January 24, 2019 8:44 pm
A living legend. An inspiration. And, still at the forefront of space exploration. This week on StarTalk Radio, Neil deGrasse Tyson sits down with Dr. Mae Jemison, MD, former astronaut and principal on the 100 Year Starship. This is the latest in our series of “A Conversation with…” episodes where we break from our normal format to enjoy an uninterrupted conversation with Mae and Neil.
To start, we dive into Mae’s life before she went into space. You’ll learn about her time spent in Africa and her background in engineering. She also had to make a choice between being a doctor and a dancer and it wasn’t until she got her mother’s advice that she knew what path she had to take. You’ll also learn about Mae’s time growing up on the south side of Chicago.

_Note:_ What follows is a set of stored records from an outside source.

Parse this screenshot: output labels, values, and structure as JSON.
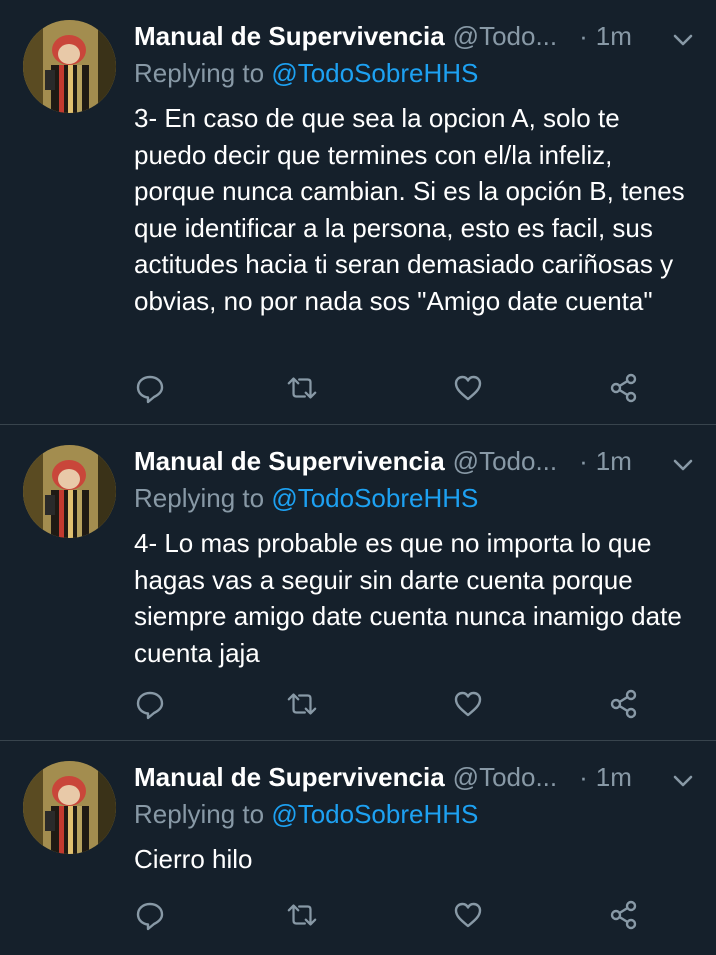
{
  "tweets": [
    {
      "author_name": "Manual de Supervivencia",
      "handle": "@Todo...",
      "separator": "·",
      "time": "1m",
      "replying_prefix": "Replying to",
      "replying_to": "@TodoSobreHHS",
      "text": "3- En caso de que sea la opcion A, solo te puedo decir que termines con el/la infeliz, porque nunca cambian. Si es la opción B, tenes que identificar a la persona, esto es facil, sus actitudes hacia ti seran demasiado cariñosas y obvias, no por nada sos \"Amigo date cuenta\""
    },
    {
      "author_name": "Manual de Supervivencia",
      "handle": "@Todo...",
      "separator": "·",
      "time": "1m",
      "replying_prefix": "Replying to",
      "replying_to": "@TodoSobreHHS",
      "text": "4- Lo mas probable es que no importa lo que hagas vas a seguir sin darte cuenta porque siempre amigo date cuenta nunca inamigo date cuenta jaja"
    },
    {
      "author_name": "Manual de Supervivencia",
      "handle": "@Todo...",
      "separator": "·",
      "time": "1m",
      "replying_prefix": "Replying to",
      "replying_to": "@TodoSobreHHS",
      "text": "Cierro hilo"
    }
  ],
  "icons": {
    "reply": "reply-icon",
    "retweet": "retweet-icon",
    "like": "heart-icon",
    "share": "share-icon",
    "menu": "chevron-down-icon"
  },
  "colors": {
    "background": "#15202b",
    "secondary_text": "#8899a6",
    "link": "#1da1f2",
    "divider": "#38444d"
  }
}
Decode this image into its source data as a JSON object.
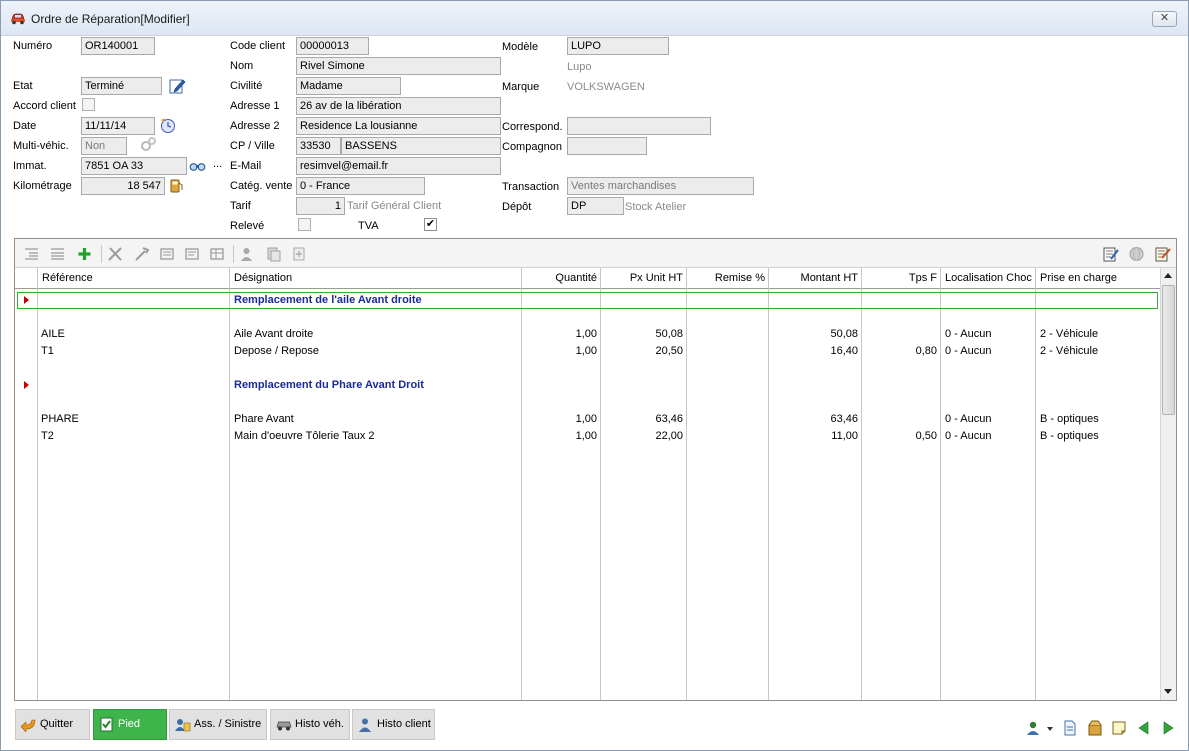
{
  "window": {
    "title": "Ordre de Réparation[Modifier]",
    "close_label": "✕"
  },
  "form": {
    "numero": {
      "label": "Numéro",
      "value": "OR140001"
    },
    "etat": {
      "label": "Etat",
      "value": "Terminé"
    },
    "accord": {
      "label": "Accord client"
    },
    "date": {
      "label": "Date",
      "value": "11/11/14"
    },
    "multi": {
      "label": "Multi-véhic.",
      "value": "Non"
    },
    "immat": {
      "label": "Immat.",
      "value": "7851 OA 33",
      "more": "..."
    },
    "km": {
      "label": "Kilométrage",
      "value": "18 547"
    },
    "code_client": {
      "label": "Code client",
      "value": "00000013"
    },
    "nom": {
      "label": "Nom",
      "value": "Rivel Simone"
    },
    "civilite": {
      "label": "Civilité",
      "value": "Madame"
    },
    "adresse1": {
      "label": "Adresse 1",
      "value": "26 av de la libération"
    },
    "adresse2": {
      "label": "Adresse 2",
      "value": "Residence La lousianne"
    },
    "cp_ville": {
      "label": "CP / Ville",
      "cp": "33530",
      "ville": "BASSENS"
    },
    "email": {
      "label": "E-Mail",
      "value": "resimvel@email.fr"
    },
    "categ": {
      "label": "Catég. vente",
      "value": "0 - France"
    },
    "tarif": {
      "label": "Tarif",
      "value": "1",
      "desc": "Tarif Général Client"
    },
    "releve": {
      "label": "Relevé"
    },
    "tva": {
      "label": "TVA",
      "checked": "✔"
    },
    "modele": {
      "label": "Modèle",
      "value": "LUPO",
      "sub": "Lupo"
    },
    "marque": {
      "label": "Marque",
      "value": "VOLKSWAGEN"
    },
    "correspond": {
      "label": "Correspond.",
      "value": ""
    },
    "compagnon": {
      "label": "Compagnon",
      "value": ""
    },
    "transaction": {
      "label": "Transaction",
      "value": "Ventes marchandises"
    },
    "depot": {
      "label": "Dépôt",
      "value": "DP",
      "desc": "Stock Atelier"
    }
  },
  "grid": {
    "columns": [
      "Référence",
      "Désignation",
      "Quantité",
      "Px Unit HT",
      "Remise %",
      "Montant HT",
      "Tps F",
      "Localisation Choc",
      "Prise en charge"
    ],
    "sections": [
      {
        "title": "Remplacement de l'aile Avant droite",
        "rows": [
          {
            "ref": "AILE",
            "des": "Aile Avant droite",
            "qte": "1,00",
            "px": "50,08",
            "remise": "",
            "montant": "50,08",
            "tps": "",
            "loc": "0 - Aucun",
            "prise": "2 - Véhicule"
          },
          {
            "ref": "T1",
            "des": "Depose / Repose",
            "qte": "1,00",
            "px": "20,50",
            "remise": "",
            "montant": "16,40",
            "tps": "0,80",
            "loc": "0 - Aucun",
            "prise": "2 - Véhicule"
          }
        ]
      },
      {
        "title": "Remplacement du Phare Avant Droit",
        "rows": [
          {
            "ref": "PHARE",
            "des": "Phare Avant",
            "qte": "1,00",
            "px": "63,46",
            "remise": "",
            "montant": "63,46",
            "tps": "",
            "loc": "0 - Aucun",
            "prise": "B - optiques"
          },
          {
            "ref": "T2",
            "des": "Main d'oeuvre Tôlerie Taux 2",
            "qte": "1,00",
            "px": "22,00",
            "remise": "",
            "montant": "11,00",
            "tps": "0,50",
            "loc": "0 - Aucun",
            "prise": "B - optiques"
          }
        ]
      }
    ]
  },
  "footer": {
    "quitter": "Quitter",
    "pied": "Pied",
    "ass": "Ass. / Sinistre",
    "histo_veh": "Histo véh.",
    "histo_client": "Histo client"
  },
  "colors": {
    "accent_green": "#3fb44a",
    "section_title": "#1b2a9a",
    "row_marker": "#c40000"
  }
}
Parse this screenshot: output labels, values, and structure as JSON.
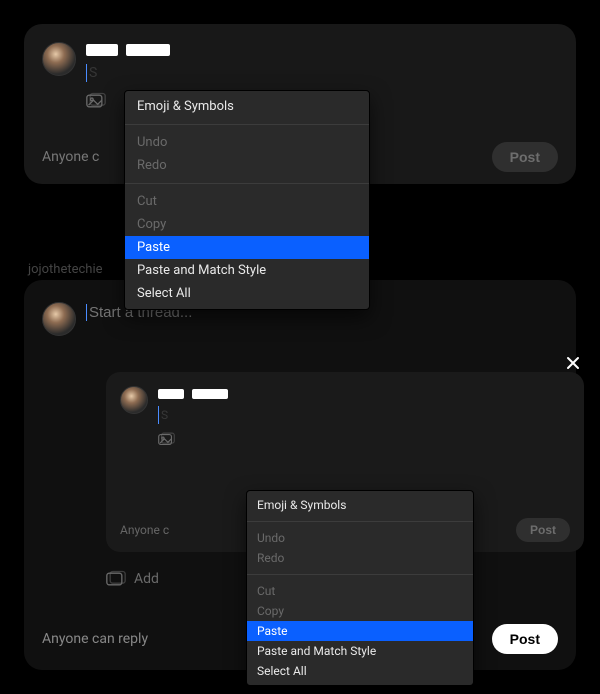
{
  "composer1": {
    "placeholder": "Start a thread...",
    "reply_scope": "Anyone c",
    "post_label": "Post"
  },
  "context_menu": {
    "emoji": "Emoji & Symbols",
    "undo": "Undo",
    "redo": "Redo",
    "cut": "Cut",
    "copy": "Copy",
    "paste": "Paste",
    "paste_match": "Paste and Match Style",
    "select_all": "Select All"
  },
  "feed_username": "jojothetechie",
  "composer2": {
    "placeholder": "Start a thread...",
    "add_label": "Add",
    "reply_scope": "Anyone can reply",
    "post_label": "Post"
  },
  "nested": {
    "reply_scope": "Anyone c",
    "post_label": "Post"
  }
}
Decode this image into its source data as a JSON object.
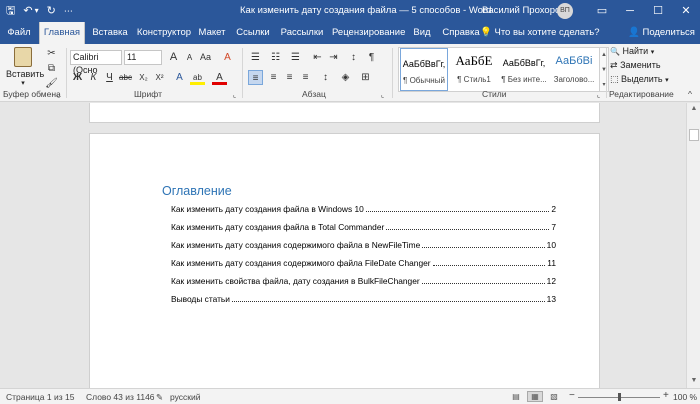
{
  "titlebar": {
    "qat": {
      "save": "🖫",
      "undo": "↶",
      "undo_dropdown": "▾",
      "redo": "↻",
      "customize": "⋯"
    },
    "title": "Как изменить дату создания файла — 5 способов  -  Word",
    "user": "Василий Прохоров",
    "avatar_initials": "ВП",
    "ribbon_options": "▭",
    "minimize": "─",
    "maximize": "☐",
    "close": "✕"
  },
  "tabs": [
    {
      "label": "Файл"
    },
    {
      "label": "Главная"
    },
    {
      "label": "Вставка"
    },
    {
      "label": "Конструктор"
    },
    {
      "label": "Макет"
    },
    {
      "label": "Ссылки"
    },
    {
      "label": "Рассылки"
    },
    {
      "label": "Рецензирование"
    },
    {
      "label": "Вид"
    },
    {
      "label": "Справка"
    }
  ],
  "tell_me": {
    "icon": "💡",
    "text": "Что вы хотите сделать?"
  },
  "share": {
    "icon": "👤",
    "text": "Поделиться"
  },
  "ribbon": {
    "clipboard": {
      "paste_label": "Вставить",
      "paste_arrow": "▾",
      "cut": "✂",
      "copy": "⧉",
      "format_painter": "🖌",
      "group_label": "Буфер обмена",
      "launcher": "⌞"
    },
    "font": {
      "font_name": "Calibri (Осно",
      "font_size": "11",
      "grow": "A",
      "shrink": "A",
      "case": "Aa",
      "clear": "A",
      "bold": "Ж",
      "italic": "К",
      "underline": "Ч",
      "strike": "abc",
      "subscript": "X₂",
      "superscript": "X²",
      "effects": "A",
      "highlight": "ab",
      "color": "A",
      "group_label": "Шрифт",
      "launcher": "⌞"
    },
    "paragraph": {
      "bullets": "☰",
      "numbering": "☷",
      "multilevel": "☰",
      "decrease_indent": "⇤",
      "increase_indent": "⇥",
      "sort": "↕",
      "pilcrow": "¶",
      "align_left": "≡",
      "align_center": "≡",
      "align_right": "≡",
      "justify": "≡",
      "line_spacing": "↕",
      "shading": "◈",
      "borders": "⊞",
      "group_label": "Абзац",
      "launcher": "⌞"
    },
    "styles": {
      "items": [
        {
          "sample": "АаБбВвГг,",
          "name": "¶ Обычный"
        },
        {
          "sample": "АаБбЕ",
          "name": "¶ Стиль1"
        },
        {
          "sample": "АаБбВвГг,",
          "name": "¶ Без инте..."
        },
        {
          "sample": "АаБбВі",
          "name": "Заголово..."
        }
      ],
      "scroll_up": "▲",
      "scroll_down": "▼",
      "more": "▾",
      "group_label": "Стили",
      "launcher": "⌞"
    },
    "editing": {
      "find_icon": "🔍",
      "find": "Найти",
      "find_arrow": "▾",
      "replace_icon": "⇄",
      "replace": "Заменить",
      "select_icon": "⬚",
      "select": "Выделить",
      "select_arrow": "▾",
      "group_label": "Редактирование",
      "collapse": "^"
    }
  },
  "document": {
    "toc_title": "Оглавление",
    "toc": [
      {
        "text": "Как изменить дату создания файла в Windows 10",
        "page": "2"
      },
      {
        "text": "Как изменить дату создания файла в Total Commander",
        "page": "7"
      },
      {
        "text": "Как изменить дату создания содержимого файла в NewFileTime",
        "page": "10"
      },
      {
        "text": "Как изменить дату создания содержимого файла FileDate Changer",
        "page": "11"
      },
      {
        "text": "Как изменить свойства файла, дату создания в BulkFileChanger",
        "page": "12"
      },
      {
        "text": "Выводы статьи",
        "page": "13"
      }
    ]
  },
  "scrollbar": {
    "up": "▲",
    "down": "▼"
  },
  "statusbar": {
    "page": "Страница 1 из 15",
    "words": "Слово 43 из 1146",
    "proofing_icon": "✎",
    "language": "русский",
    "view_read": "▤",
    "view_print": "▦",
    "view_web": "▧",
    "zoom_out": "−",
    "zoom_in": "+",
    "zoom": "100 %",
    "zoom_level_percent": 100
  }
}
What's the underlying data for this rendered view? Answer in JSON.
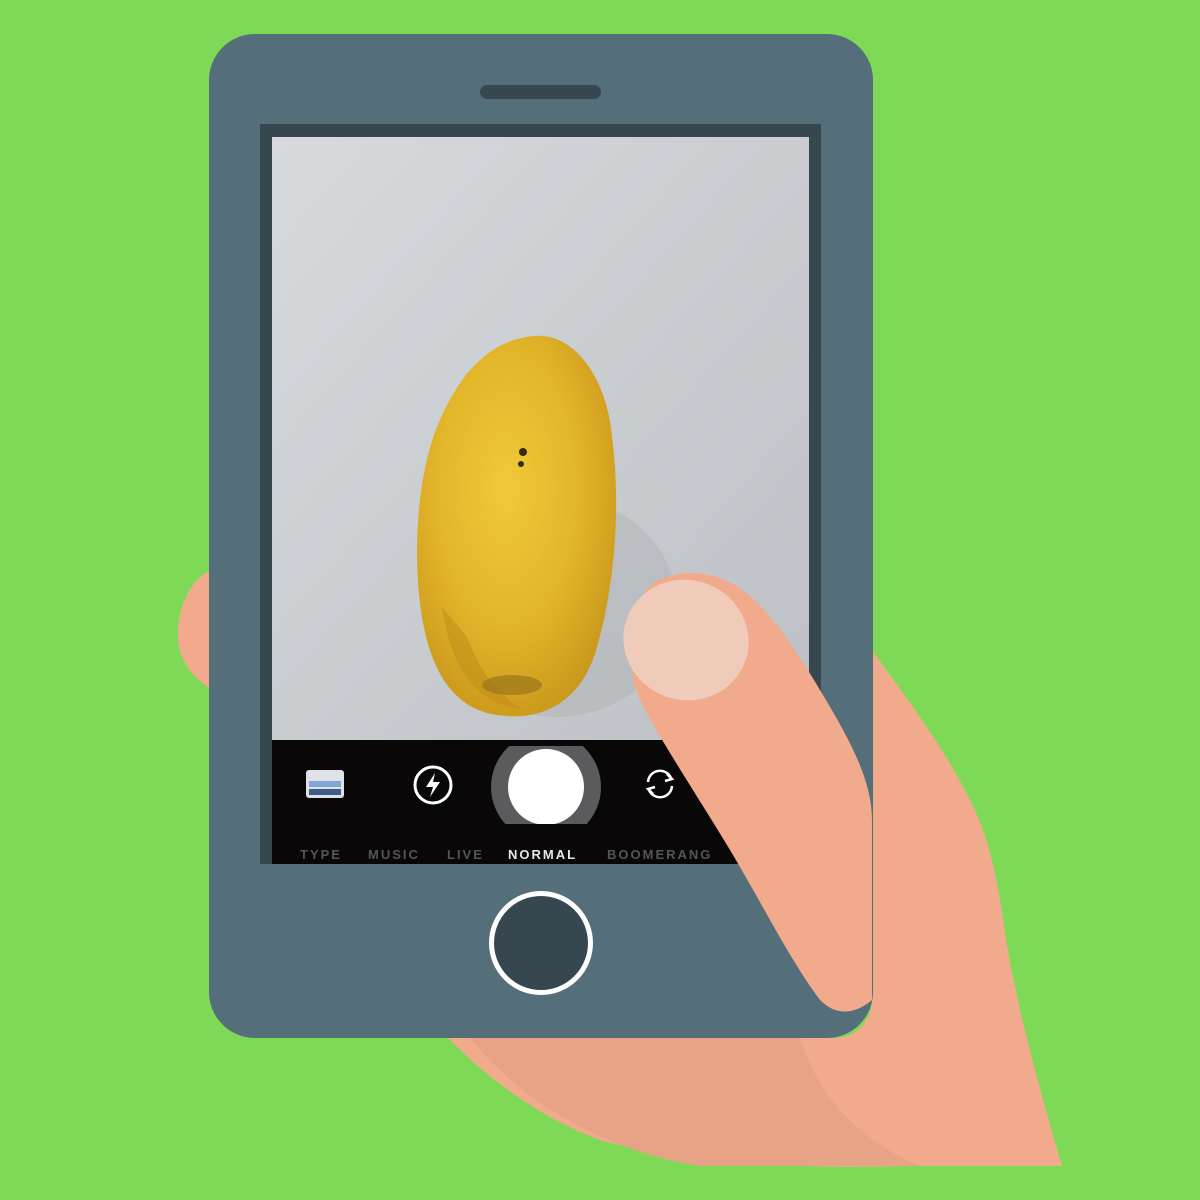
{
  "colors": {
    "background": "#7ed957",
    "phone_body": "#546e7a",
    "phone_dark": "#37474f",
    "skin": "#f2aa8c",
    "skin_shadow": "#e2a285",
    "nail": "#f0cbba",
    "mango": "#e3b52a",
    "control_bar": "#0a0709",
    "mode_inactive": "#55545a",
    "mode_active": "#e8e8ea"
  },
  "camera": {
    "subject": "mango",
    "icons": {
      "gallery": "gallery-thumbnail-icon",
      "flash": "flash-icon",
      "shutter": "shutter-button",
      "switch": "switch-camera-icon"
    },
    "modes": [
      {
        "label": "TYPE",
        "active": false
      },
      {
        "label": "MUSIC",
        "active": false
      },
      {
        "label": "LIVE",
        "active": false
      },
      {
        "label": "NORMAL",
        "active": true
      },
      {
        "label": "BOOMERANG",
        "active": false
      }
    ]
  }
}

Next, we explore space exploration. You’ll find out more about Mae’s time in space. She was aboard STS-47 (which was the 50th space shuttle mission) which served as a Spacelab mission. We discuss the termination of the space shuttle program and why it felt like more of an “end” than when the Gemini program ended.
Mae tells us why she was irritated when she first joined the astronaut program. You’ll also hear why Mae thinks we haven’t had humans on Mars yet, and it doesn’t have to do with the technology.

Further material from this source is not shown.